I don’t think AMP is going away and that wasn’t the intent in mentioning the links in the newsletter or the podcast. But (in my opinion and from my feedback of quite a few using the AMP plugin) many people were using AMP for speed… for Google rankings. The fact that Core Vitals “whether implemented using AMP or any other web technology” means that AMP for some might be seen in a different light – especially if (like Ethan, as you could read in his post) didn’t prefer it in the first place.
This doesn’t mean AMP or plugins that help with AMP are less useful overall, but Google’s statement there I think is interesting at least.

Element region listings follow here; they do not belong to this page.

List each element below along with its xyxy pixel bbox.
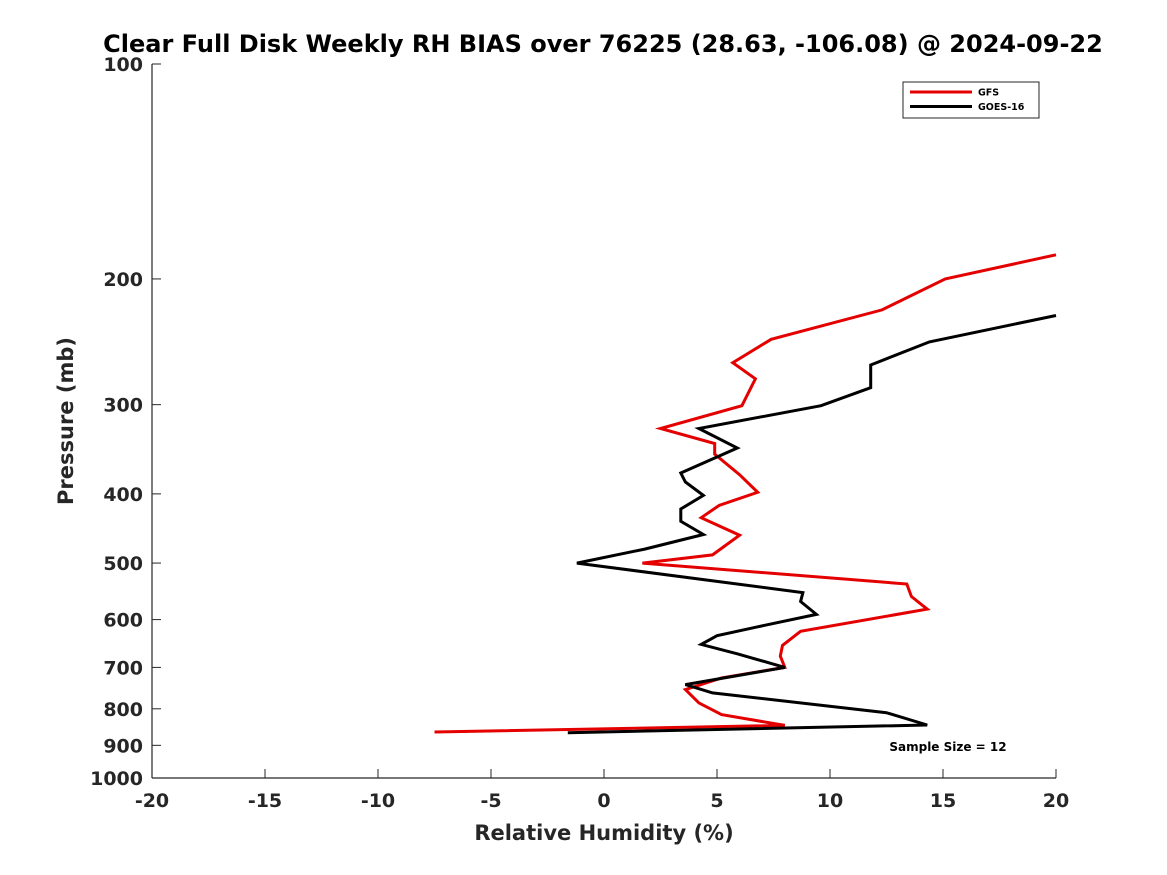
- x-tick-label: 5: [710, 790, 723, 812]
- x-tick-label: 20: [1043, 790, 1069, 812]
- legend-box: [902, 81, 1040, 119]
- y-tick-label: 400: [103, 484, 143, 506]
- series-line-gfs: [434, 253, 1057, 734]
- legend-label: GOES-16: [978, 102, 1025, 113]
- legend-label: GFS: [978, 88, 999, 99]
- plot-lines: [434, 253, 1057, 735]
- x-tick-label: -5: [480, 790, 501, 812]
- x-tick-label: -15: [248, 790, 282, 812]
- axes: -20 -15 -10 -5 0 5 10 15 20 100 200 300 400 500 600 700…: [90, 54, 1069, 812]
- y-tick-label: 700: [103, 657, 143, 679]
- series-line-goes-16: [567, 314, 1057, 735]
- y-tick-label: 500: [103, 553, 143, 575]
- x-tick-label: 15: [930, 790, 956, 812]
- x-tick-label: -10: [361, 790, 395, 812]
- y-tick-label: 600: [103, 610, 143, 632]
- legend: GFS GOES-16: [902, 81, 1040, 119]
- y-axis-label: Pressure (mb): [54, 337, 78, 505]
- x-axis-label: Relative Humidity (%): [474, 821, 733, 845]
- x-tick-label: 0: [597, 790, 610, 812]
- x-tick-label: -20: [135, 790, 169, 812]
- y-tick-label: 100: [103, 54, 143, 76]
- y-tick-label: 1000: [90, 768, 143, 790]
- y-tick-label: 800: [103, 699, 143, 721]
- y-tick-label: 200: [103, 269, 143, 291]
- chart-title: Clear Full Disk Weekly RH BIAS over 7622…: [103, 30, 1103, 58]
- x-tick-label: 10: [817, 790, 843, 812]
- sample-size-annotation: Sample Size = 12: [889, 740, 1006, 754]
- y-tick-label: 900: [103, 735, 143, 757]
- y-tick-label: 300: [103, 395, 143, 417]
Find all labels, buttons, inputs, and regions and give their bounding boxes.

Thanks for the comment, and the team behind the AMP plugin is doing a fantastic job.
Yes, although it’s important to note that AMP has never been a ranking signal in Search. Speed is a ranking signal. So if you can achieve high performance without AMP, more power to you! However, our understanding of the web development ecosystem is that 1% of developers have the resources to invest in knowing all the best practices to make a highly-performant website with a great page experience. AMP is not necessarily for that demographic, but rather for the 99% who don’t have time for that.
It’s also important to note that AMP itself is being made more flexible. AMP’s highly performant web components are being evolved to work outside of valid AMP pages (which again are just a constrained set of HTML/CSS/JS). If you can’t constrain your webpages to the specification for valid AMP, such as if you need to use custom JS or some unsupported advertising unit, you’ll still be able to use AMP components. This initiative has been called “Bento AMP” and it recently entered developer preview. We’ll be fully supporting the use of such Bento AMP web components in the WordPress plugin later this year.
Our goal is for you to be able to use Bento AMP web components to build themes and plugins, with packages installable from npm and distributed with the theme/plugin. Then if you want to also serve pages as valid AMP, we’ll make it seamless for you to do so. The key thing here is that you’ll not have to worry about creating two versions of interactive site features, like a non-AMP mobile nav menu which uses jQuery and an AMP version that uses
amp-sidebar
: you’d be able to the same web component in both the AMP and non-AMP versions alike.Thanks for engaging and happy to discuss further!
Thanks Weston. Who knows, we might be talking more about this in the future. AMP has certainly different layers to discuss – like an onion. Thanks for sharing your particular thoughts and keep up the good work.